How to show a theory which is categorical of an uncountable cardinality is totally transcendental? I am studying Morley's theorem, which says that a complete theory which is countable and categorical in an uncountable cardinality $\kappa$ is categorical in every uncountable cardinality. In order to prove this we claim that if a theory is categorical in an uncountable cardinality, then it is totally transcendental. But I am stuck here, and I can not prove it.
I tried to show instead it is $\omega$-stable by contadiction: Let $M$ be a model of $T$ with $|M|= \aleph_0 $ but $|S_1(M)| \geq \aleph_1$. By the Löwenheim-Skolem theorem, there exists an elementary extension $M\preceq N$ with $|N|=\kappa$, but I can not find a way to contradict with $\kappa$-categoricity...
 A: You have the right idea to prove that the theory is totally transcendental by proving that it is $\omega$-stable. But this is a non-trivial component of Morley's theorem, and one that you're not going to be able to prove just by playing around with Löwenheim-Skolem.
It's also a step that will be included in any proof of Morley's theorem (e.g. it's Corollary 5.2.10 in Marker, Theorem 5.2.4 in Tent and Ziegler, and Theorem 3.8 in Morley's original paper). Maybe "I am studying Morley's theorem" means that you're trying to reprove the whole thing on your own! But if not, you're probably reading from some reference that includes this proof. 

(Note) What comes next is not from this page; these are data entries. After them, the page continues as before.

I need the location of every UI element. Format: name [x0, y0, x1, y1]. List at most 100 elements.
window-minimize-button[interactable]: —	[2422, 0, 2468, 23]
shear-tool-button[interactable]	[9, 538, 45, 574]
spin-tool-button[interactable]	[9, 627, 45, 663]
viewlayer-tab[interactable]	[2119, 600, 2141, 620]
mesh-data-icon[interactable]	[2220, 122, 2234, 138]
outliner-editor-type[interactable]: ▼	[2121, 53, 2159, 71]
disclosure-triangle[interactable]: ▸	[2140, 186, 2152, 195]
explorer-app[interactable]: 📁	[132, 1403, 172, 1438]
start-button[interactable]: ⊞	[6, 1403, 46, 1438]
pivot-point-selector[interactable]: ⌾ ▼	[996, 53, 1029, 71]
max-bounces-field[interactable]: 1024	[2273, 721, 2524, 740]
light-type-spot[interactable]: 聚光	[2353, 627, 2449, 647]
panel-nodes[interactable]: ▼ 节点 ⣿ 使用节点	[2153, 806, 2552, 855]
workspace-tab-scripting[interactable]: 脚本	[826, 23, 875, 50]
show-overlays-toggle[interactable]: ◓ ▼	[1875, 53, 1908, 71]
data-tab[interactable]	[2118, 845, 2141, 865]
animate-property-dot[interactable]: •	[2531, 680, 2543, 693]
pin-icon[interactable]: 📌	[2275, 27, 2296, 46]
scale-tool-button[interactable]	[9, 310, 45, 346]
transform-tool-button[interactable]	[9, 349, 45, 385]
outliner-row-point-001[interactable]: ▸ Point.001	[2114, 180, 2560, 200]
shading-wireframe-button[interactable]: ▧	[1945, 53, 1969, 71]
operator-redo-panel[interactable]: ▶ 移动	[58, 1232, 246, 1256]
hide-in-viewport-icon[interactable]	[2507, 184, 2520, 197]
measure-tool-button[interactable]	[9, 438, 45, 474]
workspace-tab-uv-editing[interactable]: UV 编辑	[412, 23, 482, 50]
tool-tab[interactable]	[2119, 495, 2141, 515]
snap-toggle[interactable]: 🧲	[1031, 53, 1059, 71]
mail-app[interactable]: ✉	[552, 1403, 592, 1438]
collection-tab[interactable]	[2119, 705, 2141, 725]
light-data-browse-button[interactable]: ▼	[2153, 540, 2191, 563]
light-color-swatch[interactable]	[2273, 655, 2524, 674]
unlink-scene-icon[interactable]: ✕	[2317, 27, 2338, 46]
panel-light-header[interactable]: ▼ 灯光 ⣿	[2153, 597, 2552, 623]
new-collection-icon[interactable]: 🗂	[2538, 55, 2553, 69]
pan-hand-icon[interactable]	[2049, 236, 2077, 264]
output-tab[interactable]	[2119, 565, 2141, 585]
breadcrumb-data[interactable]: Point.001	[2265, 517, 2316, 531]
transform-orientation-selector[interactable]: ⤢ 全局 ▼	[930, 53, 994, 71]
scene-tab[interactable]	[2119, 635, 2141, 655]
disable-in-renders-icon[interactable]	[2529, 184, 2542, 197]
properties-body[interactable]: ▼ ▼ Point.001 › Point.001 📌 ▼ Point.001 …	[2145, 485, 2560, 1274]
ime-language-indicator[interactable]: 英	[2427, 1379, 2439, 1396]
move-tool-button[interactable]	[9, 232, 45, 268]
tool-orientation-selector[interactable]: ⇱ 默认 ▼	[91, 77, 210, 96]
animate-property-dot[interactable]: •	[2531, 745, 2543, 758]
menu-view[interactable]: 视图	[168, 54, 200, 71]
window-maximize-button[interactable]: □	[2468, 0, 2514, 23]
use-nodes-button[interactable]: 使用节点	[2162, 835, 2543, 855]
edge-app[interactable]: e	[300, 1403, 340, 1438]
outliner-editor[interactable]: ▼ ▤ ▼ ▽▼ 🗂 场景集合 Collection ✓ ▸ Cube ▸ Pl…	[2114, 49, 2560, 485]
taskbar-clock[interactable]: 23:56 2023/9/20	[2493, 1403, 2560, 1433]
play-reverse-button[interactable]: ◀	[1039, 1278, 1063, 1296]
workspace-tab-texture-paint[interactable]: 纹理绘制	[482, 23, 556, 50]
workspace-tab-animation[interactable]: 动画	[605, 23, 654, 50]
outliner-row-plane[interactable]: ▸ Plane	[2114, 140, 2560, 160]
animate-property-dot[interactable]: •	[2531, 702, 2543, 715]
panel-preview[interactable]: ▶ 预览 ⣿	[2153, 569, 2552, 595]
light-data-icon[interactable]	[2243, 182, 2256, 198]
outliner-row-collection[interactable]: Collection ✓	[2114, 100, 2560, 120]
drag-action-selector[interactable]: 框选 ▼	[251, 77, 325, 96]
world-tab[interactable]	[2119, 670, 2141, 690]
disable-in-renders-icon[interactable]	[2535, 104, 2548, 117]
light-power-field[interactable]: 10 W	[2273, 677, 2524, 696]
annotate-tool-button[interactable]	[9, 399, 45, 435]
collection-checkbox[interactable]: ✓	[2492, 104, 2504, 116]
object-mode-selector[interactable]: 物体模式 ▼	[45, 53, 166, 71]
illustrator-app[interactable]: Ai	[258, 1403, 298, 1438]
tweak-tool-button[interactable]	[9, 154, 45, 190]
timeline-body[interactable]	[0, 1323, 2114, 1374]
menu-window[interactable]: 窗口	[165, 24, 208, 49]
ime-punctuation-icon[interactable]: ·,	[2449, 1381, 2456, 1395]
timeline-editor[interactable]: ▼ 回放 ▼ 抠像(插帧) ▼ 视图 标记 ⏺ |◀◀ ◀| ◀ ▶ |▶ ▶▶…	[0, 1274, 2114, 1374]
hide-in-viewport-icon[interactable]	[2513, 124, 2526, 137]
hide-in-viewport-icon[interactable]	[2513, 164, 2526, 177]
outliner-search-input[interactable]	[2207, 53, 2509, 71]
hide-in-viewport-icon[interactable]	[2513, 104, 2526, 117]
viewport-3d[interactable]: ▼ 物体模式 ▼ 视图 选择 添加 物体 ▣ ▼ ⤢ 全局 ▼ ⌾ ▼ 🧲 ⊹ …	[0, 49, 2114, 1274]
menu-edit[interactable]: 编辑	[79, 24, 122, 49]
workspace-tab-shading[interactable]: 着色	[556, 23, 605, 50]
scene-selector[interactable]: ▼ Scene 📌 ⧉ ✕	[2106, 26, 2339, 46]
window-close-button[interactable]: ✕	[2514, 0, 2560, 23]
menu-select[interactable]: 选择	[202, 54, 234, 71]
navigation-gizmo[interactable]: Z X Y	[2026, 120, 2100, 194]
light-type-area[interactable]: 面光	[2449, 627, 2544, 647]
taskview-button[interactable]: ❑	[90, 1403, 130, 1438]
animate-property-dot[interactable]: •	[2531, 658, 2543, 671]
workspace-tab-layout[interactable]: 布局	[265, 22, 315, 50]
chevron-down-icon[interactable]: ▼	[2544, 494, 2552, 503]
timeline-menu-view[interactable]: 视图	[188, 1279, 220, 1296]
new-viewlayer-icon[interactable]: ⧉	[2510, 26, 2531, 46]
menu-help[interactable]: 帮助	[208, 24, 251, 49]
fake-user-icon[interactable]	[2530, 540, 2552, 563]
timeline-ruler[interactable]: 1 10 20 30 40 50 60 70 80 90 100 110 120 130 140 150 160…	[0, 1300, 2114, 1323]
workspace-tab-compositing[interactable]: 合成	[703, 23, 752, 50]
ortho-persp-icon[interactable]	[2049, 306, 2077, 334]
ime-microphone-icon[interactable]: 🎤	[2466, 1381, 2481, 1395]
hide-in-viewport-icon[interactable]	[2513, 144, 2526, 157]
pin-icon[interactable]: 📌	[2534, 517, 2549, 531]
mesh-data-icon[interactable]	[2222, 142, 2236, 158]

In any case, the idea is this: You show that for every every countable theory $T$ with infinite models and every infinite cardinal $\kappa$, there is a model $M\models T$ which only realizes countably many types over any countable set of parameters. How? You build an Ehrenfeucht-Mostowski model generated by a sequence of indiscernibles ordered like the ordinal $\kappa$ (this is the tricky part of the proof, which would take far too long to explain in this answer). But on the other hand, if there is a countable model $N$ of $T$ such that $|S_1(N)|\geq \aleph_1$, then you can realize a set of $\aleph_1$-many types over $N$ in an elementary extension $N\preceq N'$ of size $\kappa$. These two models $M$ and $N'$ aren't isomorphic, so $T$ isn't $\kappa$-categorical.